Socioeconomic status is included in the underlying model calculations via the income domain of the Indices of Multiple Deprivation. However, according to the constitution of the NHS treatment should not be determined on the basis of deprivation alone. Some of the effects of socioeconomic status on outcomes is captured in differences in comorbidity and frailty that exist between these groups.
Why isn't ethnicity included in the calculation?
As with socioeconomic status, treatment decisions should not be made on the basis of ethnicity unless this is relevant to predicted outcomes. In our dataset only a small percentage of breast cancer patients were from Black and Minority Ethnic populations, so it is not currently possible to assess how ethnicity interacts with treatment choice and survival.

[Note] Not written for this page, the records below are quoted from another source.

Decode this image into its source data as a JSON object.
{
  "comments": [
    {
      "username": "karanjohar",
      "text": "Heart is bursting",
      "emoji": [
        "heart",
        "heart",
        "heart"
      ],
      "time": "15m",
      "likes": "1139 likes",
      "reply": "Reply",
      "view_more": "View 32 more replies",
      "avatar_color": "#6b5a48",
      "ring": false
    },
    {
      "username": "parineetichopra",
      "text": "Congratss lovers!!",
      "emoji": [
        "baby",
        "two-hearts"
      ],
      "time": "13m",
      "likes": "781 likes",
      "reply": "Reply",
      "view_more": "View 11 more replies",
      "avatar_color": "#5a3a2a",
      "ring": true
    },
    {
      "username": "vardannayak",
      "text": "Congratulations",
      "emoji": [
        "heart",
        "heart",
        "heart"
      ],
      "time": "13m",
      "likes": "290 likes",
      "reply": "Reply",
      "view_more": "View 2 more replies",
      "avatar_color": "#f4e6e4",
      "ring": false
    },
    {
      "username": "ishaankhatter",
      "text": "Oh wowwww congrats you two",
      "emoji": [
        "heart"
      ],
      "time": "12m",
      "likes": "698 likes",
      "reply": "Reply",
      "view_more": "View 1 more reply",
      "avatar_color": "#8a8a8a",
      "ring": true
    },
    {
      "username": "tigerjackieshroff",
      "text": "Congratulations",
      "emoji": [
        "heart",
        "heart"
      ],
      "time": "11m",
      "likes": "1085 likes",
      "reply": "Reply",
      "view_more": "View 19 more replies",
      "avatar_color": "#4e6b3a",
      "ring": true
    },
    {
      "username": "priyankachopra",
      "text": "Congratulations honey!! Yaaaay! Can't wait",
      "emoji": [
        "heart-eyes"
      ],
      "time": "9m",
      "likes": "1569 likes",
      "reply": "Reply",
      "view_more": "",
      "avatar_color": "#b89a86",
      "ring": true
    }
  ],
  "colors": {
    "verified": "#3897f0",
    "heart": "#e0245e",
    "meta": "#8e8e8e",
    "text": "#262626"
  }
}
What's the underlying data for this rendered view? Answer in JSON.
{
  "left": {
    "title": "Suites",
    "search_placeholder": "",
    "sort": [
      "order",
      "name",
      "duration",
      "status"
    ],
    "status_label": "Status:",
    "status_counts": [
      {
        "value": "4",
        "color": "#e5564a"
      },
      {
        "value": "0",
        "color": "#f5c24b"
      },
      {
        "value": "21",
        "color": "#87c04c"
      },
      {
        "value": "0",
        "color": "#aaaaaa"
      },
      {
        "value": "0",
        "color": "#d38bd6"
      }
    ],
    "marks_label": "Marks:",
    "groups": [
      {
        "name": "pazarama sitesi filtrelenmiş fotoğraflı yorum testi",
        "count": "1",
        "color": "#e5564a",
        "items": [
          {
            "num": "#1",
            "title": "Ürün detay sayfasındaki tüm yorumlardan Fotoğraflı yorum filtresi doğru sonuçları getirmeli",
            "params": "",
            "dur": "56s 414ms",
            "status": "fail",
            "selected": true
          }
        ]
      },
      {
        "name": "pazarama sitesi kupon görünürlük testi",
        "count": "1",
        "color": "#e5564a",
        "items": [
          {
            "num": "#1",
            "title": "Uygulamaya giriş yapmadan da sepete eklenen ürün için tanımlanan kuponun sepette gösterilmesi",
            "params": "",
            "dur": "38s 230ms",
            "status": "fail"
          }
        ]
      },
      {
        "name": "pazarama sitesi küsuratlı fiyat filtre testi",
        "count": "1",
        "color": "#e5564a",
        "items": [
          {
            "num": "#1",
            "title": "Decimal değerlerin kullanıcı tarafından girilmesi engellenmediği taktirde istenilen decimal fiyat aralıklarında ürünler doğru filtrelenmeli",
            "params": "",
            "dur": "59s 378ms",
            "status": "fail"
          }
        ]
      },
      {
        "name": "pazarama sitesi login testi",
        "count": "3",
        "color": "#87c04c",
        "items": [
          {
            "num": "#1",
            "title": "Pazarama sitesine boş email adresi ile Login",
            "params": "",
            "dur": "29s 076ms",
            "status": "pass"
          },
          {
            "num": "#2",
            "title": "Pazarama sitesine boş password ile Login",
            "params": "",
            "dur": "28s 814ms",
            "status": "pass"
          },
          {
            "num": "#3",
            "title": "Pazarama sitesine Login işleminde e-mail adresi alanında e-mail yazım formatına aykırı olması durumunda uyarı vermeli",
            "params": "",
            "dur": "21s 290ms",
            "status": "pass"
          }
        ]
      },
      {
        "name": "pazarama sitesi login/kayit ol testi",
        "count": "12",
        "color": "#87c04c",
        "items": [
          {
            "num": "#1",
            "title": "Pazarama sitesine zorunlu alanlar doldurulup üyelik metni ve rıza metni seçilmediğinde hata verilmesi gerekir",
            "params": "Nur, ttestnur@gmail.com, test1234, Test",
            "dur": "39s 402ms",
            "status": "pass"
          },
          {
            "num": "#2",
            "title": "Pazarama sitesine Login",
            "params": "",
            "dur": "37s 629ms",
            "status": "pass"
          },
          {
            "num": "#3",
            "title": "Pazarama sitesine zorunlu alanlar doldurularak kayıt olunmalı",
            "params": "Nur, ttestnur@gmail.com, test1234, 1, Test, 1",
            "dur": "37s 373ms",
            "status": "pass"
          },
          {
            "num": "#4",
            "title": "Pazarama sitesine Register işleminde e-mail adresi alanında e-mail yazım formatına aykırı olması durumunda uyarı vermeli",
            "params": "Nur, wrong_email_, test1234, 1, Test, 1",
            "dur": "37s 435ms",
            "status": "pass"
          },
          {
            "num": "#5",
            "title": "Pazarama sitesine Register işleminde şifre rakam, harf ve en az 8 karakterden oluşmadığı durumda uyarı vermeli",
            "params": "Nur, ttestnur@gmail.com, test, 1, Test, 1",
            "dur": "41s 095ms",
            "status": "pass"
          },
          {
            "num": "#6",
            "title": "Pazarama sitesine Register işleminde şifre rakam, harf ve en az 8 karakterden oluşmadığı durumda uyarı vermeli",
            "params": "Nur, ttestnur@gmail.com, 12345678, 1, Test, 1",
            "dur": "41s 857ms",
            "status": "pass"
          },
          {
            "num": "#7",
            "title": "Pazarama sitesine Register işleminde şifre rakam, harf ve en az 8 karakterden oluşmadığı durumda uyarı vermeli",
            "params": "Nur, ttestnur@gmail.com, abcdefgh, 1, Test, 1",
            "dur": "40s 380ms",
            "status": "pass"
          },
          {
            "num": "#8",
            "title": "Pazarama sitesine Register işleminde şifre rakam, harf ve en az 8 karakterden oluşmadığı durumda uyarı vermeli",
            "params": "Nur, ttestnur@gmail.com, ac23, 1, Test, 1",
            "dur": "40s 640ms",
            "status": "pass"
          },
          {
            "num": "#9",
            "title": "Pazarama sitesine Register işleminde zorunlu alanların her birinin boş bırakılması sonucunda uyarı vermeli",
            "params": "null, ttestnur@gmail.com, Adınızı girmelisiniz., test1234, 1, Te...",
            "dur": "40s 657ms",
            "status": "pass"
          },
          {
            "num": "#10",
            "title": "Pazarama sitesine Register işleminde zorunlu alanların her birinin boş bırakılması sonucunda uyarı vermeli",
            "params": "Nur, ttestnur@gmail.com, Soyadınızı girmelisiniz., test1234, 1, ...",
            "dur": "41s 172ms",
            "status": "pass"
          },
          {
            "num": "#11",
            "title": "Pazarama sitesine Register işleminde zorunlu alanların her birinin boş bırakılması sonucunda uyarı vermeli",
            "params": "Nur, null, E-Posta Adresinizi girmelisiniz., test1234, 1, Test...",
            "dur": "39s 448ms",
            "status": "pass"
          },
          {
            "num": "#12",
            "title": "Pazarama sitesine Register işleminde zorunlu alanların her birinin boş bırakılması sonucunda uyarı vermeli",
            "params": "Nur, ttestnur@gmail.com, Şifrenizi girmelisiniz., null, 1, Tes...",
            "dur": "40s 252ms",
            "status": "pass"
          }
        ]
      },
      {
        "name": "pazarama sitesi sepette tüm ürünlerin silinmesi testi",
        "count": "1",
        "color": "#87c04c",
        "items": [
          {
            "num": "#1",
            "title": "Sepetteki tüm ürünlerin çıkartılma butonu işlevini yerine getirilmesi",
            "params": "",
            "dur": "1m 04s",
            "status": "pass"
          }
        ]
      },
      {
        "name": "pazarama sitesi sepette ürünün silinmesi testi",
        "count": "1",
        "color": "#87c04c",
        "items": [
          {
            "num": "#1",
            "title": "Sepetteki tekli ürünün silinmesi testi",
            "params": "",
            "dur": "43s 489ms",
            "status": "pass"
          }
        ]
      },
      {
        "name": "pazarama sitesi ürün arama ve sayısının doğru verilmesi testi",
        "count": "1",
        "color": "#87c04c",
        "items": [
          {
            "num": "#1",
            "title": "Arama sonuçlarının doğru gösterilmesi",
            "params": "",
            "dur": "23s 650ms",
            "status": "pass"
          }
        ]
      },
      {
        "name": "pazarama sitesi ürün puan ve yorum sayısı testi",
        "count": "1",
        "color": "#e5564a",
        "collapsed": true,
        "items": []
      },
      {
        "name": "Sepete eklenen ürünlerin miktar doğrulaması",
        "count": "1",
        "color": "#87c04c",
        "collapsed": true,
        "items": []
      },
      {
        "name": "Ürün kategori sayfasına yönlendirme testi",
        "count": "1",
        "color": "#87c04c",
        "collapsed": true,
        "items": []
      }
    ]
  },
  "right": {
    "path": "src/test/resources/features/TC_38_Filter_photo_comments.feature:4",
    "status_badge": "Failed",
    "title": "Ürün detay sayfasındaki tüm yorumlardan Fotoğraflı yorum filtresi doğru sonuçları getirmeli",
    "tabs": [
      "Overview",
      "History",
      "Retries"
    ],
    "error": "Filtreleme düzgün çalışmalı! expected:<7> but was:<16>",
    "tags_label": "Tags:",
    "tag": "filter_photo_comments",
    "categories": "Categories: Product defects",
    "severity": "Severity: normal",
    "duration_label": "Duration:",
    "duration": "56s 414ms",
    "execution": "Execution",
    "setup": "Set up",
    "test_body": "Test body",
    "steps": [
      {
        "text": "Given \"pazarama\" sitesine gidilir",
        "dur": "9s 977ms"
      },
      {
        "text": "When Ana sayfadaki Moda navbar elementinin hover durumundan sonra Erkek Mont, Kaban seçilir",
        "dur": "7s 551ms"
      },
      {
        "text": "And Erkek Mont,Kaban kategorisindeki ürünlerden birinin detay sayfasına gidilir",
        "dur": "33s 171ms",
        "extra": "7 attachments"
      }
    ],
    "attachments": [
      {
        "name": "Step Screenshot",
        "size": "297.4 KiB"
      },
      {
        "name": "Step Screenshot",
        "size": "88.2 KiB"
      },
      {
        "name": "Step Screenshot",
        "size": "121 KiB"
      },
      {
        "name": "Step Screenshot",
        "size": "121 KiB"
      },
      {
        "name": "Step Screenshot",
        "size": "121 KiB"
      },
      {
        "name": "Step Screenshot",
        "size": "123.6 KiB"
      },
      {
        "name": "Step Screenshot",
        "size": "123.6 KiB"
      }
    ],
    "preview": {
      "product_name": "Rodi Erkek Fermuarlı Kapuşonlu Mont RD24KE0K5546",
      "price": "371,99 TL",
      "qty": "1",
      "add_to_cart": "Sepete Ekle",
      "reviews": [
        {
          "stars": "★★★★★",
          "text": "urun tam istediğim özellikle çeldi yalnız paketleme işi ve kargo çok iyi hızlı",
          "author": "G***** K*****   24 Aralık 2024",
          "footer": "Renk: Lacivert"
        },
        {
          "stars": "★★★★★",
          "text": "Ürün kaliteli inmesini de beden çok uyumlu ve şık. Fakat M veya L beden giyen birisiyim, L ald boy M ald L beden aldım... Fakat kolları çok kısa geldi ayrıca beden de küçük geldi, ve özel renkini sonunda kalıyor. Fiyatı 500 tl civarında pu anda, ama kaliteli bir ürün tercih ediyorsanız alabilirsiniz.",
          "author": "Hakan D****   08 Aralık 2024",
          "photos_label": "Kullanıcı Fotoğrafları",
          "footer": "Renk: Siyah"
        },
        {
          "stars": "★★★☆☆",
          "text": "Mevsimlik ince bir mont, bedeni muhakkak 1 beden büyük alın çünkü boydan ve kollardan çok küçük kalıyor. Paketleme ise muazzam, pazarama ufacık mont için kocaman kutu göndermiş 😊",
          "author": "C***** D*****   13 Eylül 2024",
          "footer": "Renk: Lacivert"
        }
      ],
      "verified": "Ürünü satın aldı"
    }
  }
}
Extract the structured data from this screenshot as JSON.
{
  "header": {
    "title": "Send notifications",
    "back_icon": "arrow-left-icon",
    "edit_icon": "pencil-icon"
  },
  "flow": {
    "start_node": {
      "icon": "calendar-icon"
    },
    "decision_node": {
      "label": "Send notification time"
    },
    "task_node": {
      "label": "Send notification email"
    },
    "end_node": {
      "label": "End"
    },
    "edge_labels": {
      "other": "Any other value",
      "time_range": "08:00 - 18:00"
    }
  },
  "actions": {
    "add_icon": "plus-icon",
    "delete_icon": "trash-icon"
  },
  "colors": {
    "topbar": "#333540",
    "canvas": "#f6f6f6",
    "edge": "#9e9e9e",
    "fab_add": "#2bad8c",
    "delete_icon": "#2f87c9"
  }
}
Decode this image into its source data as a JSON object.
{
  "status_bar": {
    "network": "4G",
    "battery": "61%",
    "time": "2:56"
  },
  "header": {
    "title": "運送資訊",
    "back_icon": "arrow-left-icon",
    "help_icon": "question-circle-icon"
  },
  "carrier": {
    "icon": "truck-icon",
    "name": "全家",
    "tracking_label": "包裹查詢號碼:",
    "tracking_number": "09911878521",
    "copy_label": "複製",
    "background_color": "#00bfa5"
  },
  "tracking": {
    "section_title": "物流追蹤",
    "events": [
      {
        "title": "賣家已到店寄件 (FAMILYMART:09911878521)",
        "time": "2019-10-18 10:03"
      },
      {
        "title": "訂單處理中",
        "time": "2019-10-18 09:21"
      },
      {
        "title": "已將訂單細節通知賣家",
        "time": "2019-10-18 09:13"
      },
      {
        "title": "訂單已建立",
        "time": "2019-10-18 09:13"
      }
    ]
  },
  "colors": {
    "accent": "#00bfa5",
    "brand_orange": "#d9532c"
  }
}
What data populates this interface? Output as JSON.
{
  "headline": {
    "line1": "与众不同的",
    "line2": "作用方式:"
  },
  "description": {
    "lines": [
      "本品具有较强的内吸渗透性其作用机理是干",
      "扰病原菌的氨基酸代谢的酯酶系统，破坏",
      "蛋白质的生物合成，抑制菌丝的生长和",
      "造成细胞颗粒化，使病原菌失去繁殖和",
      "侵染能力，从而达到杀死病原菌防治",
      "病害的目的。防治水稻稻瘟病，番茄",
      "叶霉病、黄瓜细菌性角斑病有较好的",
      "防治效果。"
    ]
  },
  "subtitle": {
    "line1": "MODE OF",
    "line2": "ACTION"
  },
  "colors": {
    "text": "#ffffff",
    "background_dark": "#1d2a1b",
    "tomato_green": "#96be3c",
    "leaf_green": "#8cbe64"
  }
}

Why isn't performance status included?
Eastern Cooperative Oncology Group performance status is not routinely collected by cancer registries so it is not possible to include this in our models.
How reliable are the predictions?
Based on statistical validation in women over 70 from the West Midlands and Northern & Yorkshire registry regions, we are confident in the reliability of the predictions, and they are based on the best available evidence at this time. There is more uncertainty about predictions for the oldest women (i.e. 90 or over), because there is limited data available for this group. However, as more data becomes available in the future we will be able to do additional analyses to assess the accuracy of these predictions in other populations, and if necessary amend the models.